Cardinal Sfeir also met with U.S. Secretary of State Condoleezza Rice at the State Department that evening before flying to Cyprus, where he hoped the U.N. would help him return to his homeland.

Rice told Cardinal Sfeir that the U.S. was "very concerned" about Lebanese civilians, reported The Associated Press July 18. Rice has been saying that there needs to be long-lasting peace, although she has declined to provide a timeline or specifics on the issue.

Cardinal Sfeir told CNS after the Mass that Cheney told him "he will see what he can do for us. It's not so easy because of a lot of complicated situations with a lot of countries." The cardinal said Cheney did not share the U.S. government's plan for the Middle East.

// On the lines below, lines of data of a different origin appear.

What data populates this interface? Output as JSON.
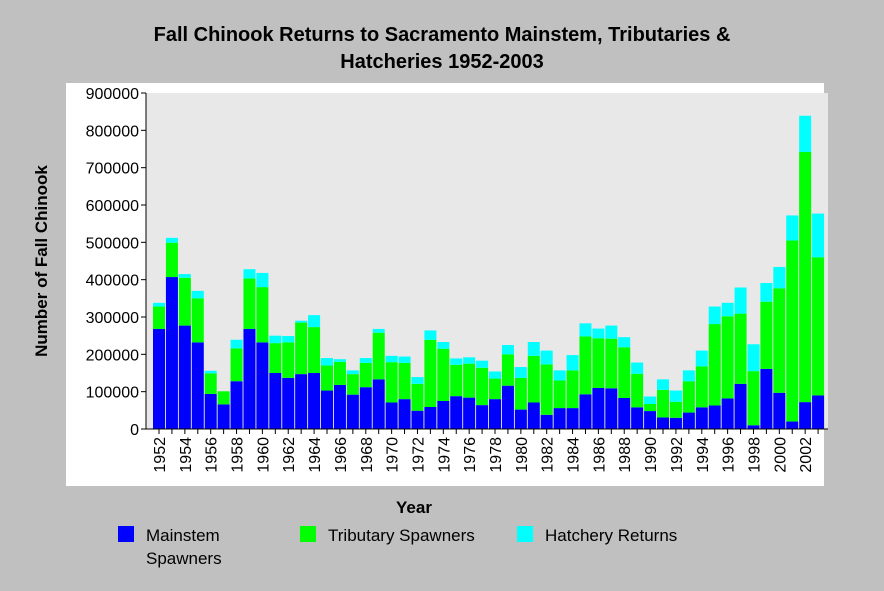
{
  "chart_data": {
    "type": "bar",
    "stacked": true,
    "title": "Fall Chinook Returns to Sacramento Mainstem, Tributaries & Hatcheries 1952-2003",
    "title_lines": [
      "Fall Chinook Returns to Sacramento Mainstem, Tributaries &",
      "Hatcheries 1952-2003"
    ],
    "xlabel": "Year",
    "ylabel": "Number of Fall Chinook",
    "ylim": [
      0,
      900000
    ],
    "yticks": [
      "900000",
      "800000",
      "700000",
      "600000",
      "500000",
      "400000",
      "300000",
      "200000",
      "100000",
      "0"
    ],
    "xtick_labels": [
      "1952",
      "1954",
      "1956",
      "1958",
      "1960",
      "1962",
      "1964",
      "1966",
      "1968",
      "1970",
      "1972",
      "1974",
      "1976",
      "1978",
      "1980",
      "1982",
      "1984",
      "1986",
      "1988",
      "1990",
      "1992",
      "1994",
      "1996",
      "1998",
      "2000",
      "2002"
    ],
    "grid": false,
    "legend_position": "bottom",
    "categories": [
      1952,
      1953,
      1954,
      1955,
      1956,
      1957,
      1958,
      1959,
      1960,
      1961,
      1962,
      1963,
      1964,
      1965,
      1966,
      1967,
      1968,
      1969,
      1970,
      1971,
      1972,
      1973,
      1974,
      1975,
      1976,
      1977,
      1978,
      1979,
      1980,
      1981,
      1982,
      1983,
      1984,
      1985,
      1986,
      1987,
      1988,
      1989,
      1990,
      1991,
      1992,
      1993,
      1994,
      1995,
      1996,
      1997,
      1998,
      1999,
      2000,
      2001,
      2002,
      2003
    ],
    "series": [
      {
        "name": "Mainstem Spawners",
        "label_lines": [
          "Mainstem",
          "Spawners"
        ],
        "color": "#0000ff",
        "values": [
          268000,
          407000,
          277000,
          232000,
          94000,
          66000,
          128000,
          268000,
          232000,
          150000,
          137000,
          147000,
          150000,
          103000,
          118000,
          92000,
          112000,
          133000,
          71000,
          80000,
          49000,
          59000,
          75000,
          88000,
          84000,
          64000,
          80000,
          116000,
          52000,
          71000,
          38000,
          56000,
          56000,
          93000,
          110000,
          109000,
          83000,
          58000,
          48000,
          31000,
          30000,
          44000,
          58000,
          63000,
          82000,
          121000,
          10000,
          161000,
          97000,
          20000,
          72000,
          90000
        ]
      },
      {
        "name": "Tributary Spawners",
        "label_lines": [
          "Tributary Spawners"
        ],
        "color": "#00ff00",
        "values": [
          60000,
          92000,
          128000,
          118000,
          55000,
          35000,
          88000,
          135000,
          148000,
          80000,
          95000,
          138000,
          123000,
          67000,
          62000,
          55000,
          65000,
          125000,
          108000,
          97000,
          72000,
          180000,
          140000,
          84000,
          91000,
          100000,
          55000,
          84000,
          85000,
          125000,
          135000,
          74000,
          101000,
          155000,
          133000,
          133000,
          136000,
          90000,
          19000,
          74000,
          43000,
          84000,
          110000,
          218000,
          220000,
          188000,
          145000,
          180000,
          280000,
          485000,
          670000,
          370000
        ]
      },
      {
        "name": "Hatchery Returns",
        "label_lines": [
          "Hatchery Returns"
        ],
        "color": "#00ffff",
        "values": [
          10000,
          13000,
          10000,
          20000,
          7000,
          0,
          23000,
          25000,
          38000,
          20000,
          17000,
          5000,
          32000,
          20000,
          7000,
          10000,
          13000,
          10000,
          17000,
          17000,
          18000,
          25000,
          18000,
          17000,
          17000,
          19000,
          19000,
          25000,
          29000,
          37000,
          37000,
          27000,
          41000,
          35000,
          26000,
          35000,
          27000,
          30000,
          20000,
          28000,
          30000,
          29000,
          42000,
          47000,
          36000,
          70000,
          72000,
          50000,
          57000,
          67000,
          97000,
          117000
        ]
      }
    ]
  }
}
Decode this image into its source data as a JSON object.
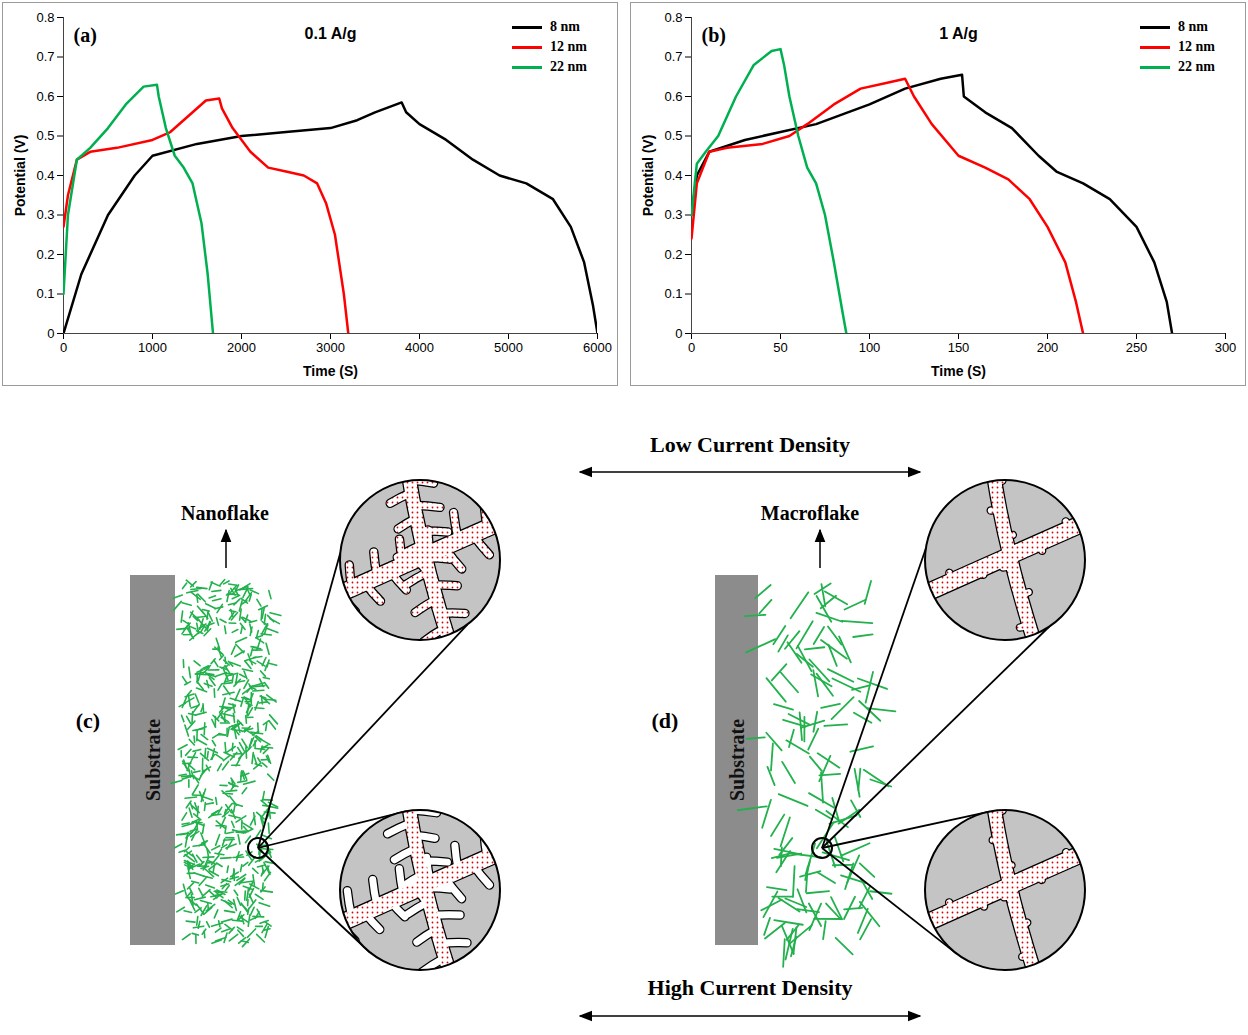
{
  "chart_data": [
    {
      "type": "line",
      "title": "0.1 A/g",
      "annotations": [
        "(a)"
      ],
      "x_label": "Time (S)",
      "y_label": "Potential (V)",
      "xlim": [
        0,
        6000
      ],
      "xticks": [
        0,
        1000,
        2000,
        3000,
        4000,
        5000,
        6000
      ],
      "ylim": [
        0,
        0.8
      ],
      "yticks": [
        0,
        0.1,
        0.2,
        0.3,
        0.4,
        0.5,
        0.6,
        0.7,
        0.8
      ],
      "legend": "top-right",
      "series": [
        {
          "name": "8 nm",
          "color": "#000000",
          "x": [
            0,
            200,
            500,
            800,
            1000,
            1500,
            2000,
            2500,
            3000,
            3300,
            3500,
            3800,
            3850,
            4000,
            4300,
            4600,
            4900,
            5200,
            5500,
            5700,
            5850,
            5950,
            6000
          ],
          "values": [
            0,
            0.15,
            0.3,
            0.4,
            0.45,
            0.48,
            0.5,
            0.51,
            0.52,
            0.54,
            0.56,
            0.585,
            0.56,
            0.53,
            0.49,
            0.44,
            0.4,
            0.38,
            0.34,
            0.27,
            0.18,
            0.07,
            0
          ]
        },
        {
          "name": "12 nm",
          "color": "#ff0000",
          "x": [
            0,
            50,
            150,
            300,
            600,
            1000,
            1200,
            1400,
            1600,
            1750,
            1780,
            1900,
            2100,
            2300,
            2500,
            2700,
            2850,
            2950,
            3050,
            3150,
            3200
          ],
          "values": [
            0.27,
            0.35,
            0.44,
            0.46,
            0.47,
            0.49,
            0.51,
            0.55,
            0.59,
            0.595,
            0.57,
            0.52,
            0.46,
            0.42,
            0.41,
            0.4,
            0.38,
            0.33,
            0.25,
            0.1,
            0
          ]
        },
        {
          "name": "22 nm",
          "color": "#00b050",
          "x": [
            0,
            50,
            150,
            300,
            500,
            700,
            900,
            1050,
            1070,
            1150,
            1250,
            1350,
            1450,
            1550,
            1620,
            1680
          ],
          "values": [
            0.1,
            0.3,
            0.44,
            0.47,
            0.52,
            0.58,
            0.625,
            0.63,
            0.6,
            0.52,
            0.45,
            0.42,
            0.38,
            0.28,
            0.15,
            0
          ]
        }
      ]
    },
    {
      "type": "line",
      "title": "1 A/g",
      "annotations": [
        "(b)"
      ],
      "x_label": "Time (S)",
      "y_label": "Potential (V)",
      "xlim": [
        0,
        300
      ],
      "xticks": [
        0,
        50,
        100,
        150,
        200,
        250,
        300
      ],
      "ylim": [
        0,
        0.8
      ],
      "yticks": [
        0,
        0.1,
        0.2,
        0.3,
        0.4,
        0.5,
        0.6,
        0.7,
        0.8
      ],
      "legend": "top-right",
      "series": [
        {
          "name": "8 nm",
          "color": "#000000",
          "x": [
            0,
            3,
            10,
            30,
            50,
            70,
            100,
            120,
            140,
            152,
            153,
            165,
            180,
            195,
            205,
            220,
            235,
            250,
            260,
            267,
            270
          ],
          "values": [
            0.3,
            0.4,
            0.46,
            0.49,
            0.51,
            0.53,
            0.58,
            0.62,
            0.645,
            0.655,
            0.6,
            0.56,
            0.52,
            0.45,
            0.41,
            0.38,
            0.34,
            0.27,
            0.18,
            0.08,
            0
          ]
        },
        {
          "name": "12 nm",
          "color": "#ff0000",
          "x": [
            0,
            3,
            10,
            20,
            40,
            55,
            65,
            80,
            95,
            110,
            120,
            125,
            135,
            150,
            165,
            178,
            190,
            200,
            210,
            216,
            220
          ],
          "values": [
            0.24,
            0.38,
            0.46,
            0.47,
            0.48,
            0.5,
            0.53,
            0.58,
            0.62,
            0.635,
            0.645,
            0.6,
            0.53,
            0.45,
            0.42,
            0.39,
            0.34,
            0.27,
            0.18,
            0.08,
            0
          ]
        },
        {
          "name": "22 nm",
          "color": "#00b050",
          "x": [
            0,
            3,
            8,
            15,
            25,
            35,
            45,
            50,
            52,
            55,
            60,
            65,
            70,
            75,
            80,
            85,
            87
          ],
          "values": [
            0.3,
            0.43,
            0.46,
            0.5,
            0.6,
            0.68,
            0.715,
            0.72,
            0.68,
            0.6,
            0.5,
            0.42,
            0.38,
            0.3,
            0.18,
            0.05,
            0
          ]
        }
      ]
    }
  ],
  "diagram": {
    "top_arrow": "Low Current Density",
    "bottom_arrow": "High Current Density",
    "panels": [
      {
        "label": "(c)",
        "layer": "Nanoflake",
        "substrate": "Substrate"
      },
      {
        "label": "(d)",
        "layer": "Macroflake",
        "substrate": "Substrate"
      }
    ]
  }
}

"He doesn't have a plan; at least he hasn't told me. I think, I hope he will intervene and put an end to this conflict," he said. "I think the U.S. government must be just."

By July 18, more than 230 Lebanese civilians had been killed since the outbreak of hostilities July 12, when Hezbollah militias based in southern Lebanon kidnapped two Israeli soldiers. Hezbollah had fired more than 700 Katyusha rockets at Israel, killing 13 Israeli civilians.

Cardinal Sfeir said he had sent messages to his priests back in Lebanon, instructing the parishes and the parishioners to "receive all the refugees in their classrooms and homes."

He said he had not had contact with any officials or Catholics in Israel, noting that "it is not possible for me to contact there."

About 400 people, including representatives of the Lebanese Embassy, attended the cardinal's midday Mass.

Cardinal Sfeir told the congregation that "as Christians we believe war is not inevitable. People choose war; we can choose peace."

Archbishop Wuerl said "prayer is one thing we can do. There is power in our supplication. When we pray, we show solidarity with the church and the people of Lebanon."

U.S. Bishop Gregory J. Mansour of the Eparchy of St. Maron of Brooklyn, N.Y., urged Lebanese-Americans to "present a true picture of Lebanon -- a cultured Lebanon, a religious Lebanon -- where Christians and Muslims live in fairly decent harmony. Pray that Lebanon is restored and takes its proper place among nations."

- - -

Contributing to this story was Richard Szczepanowski in Washington.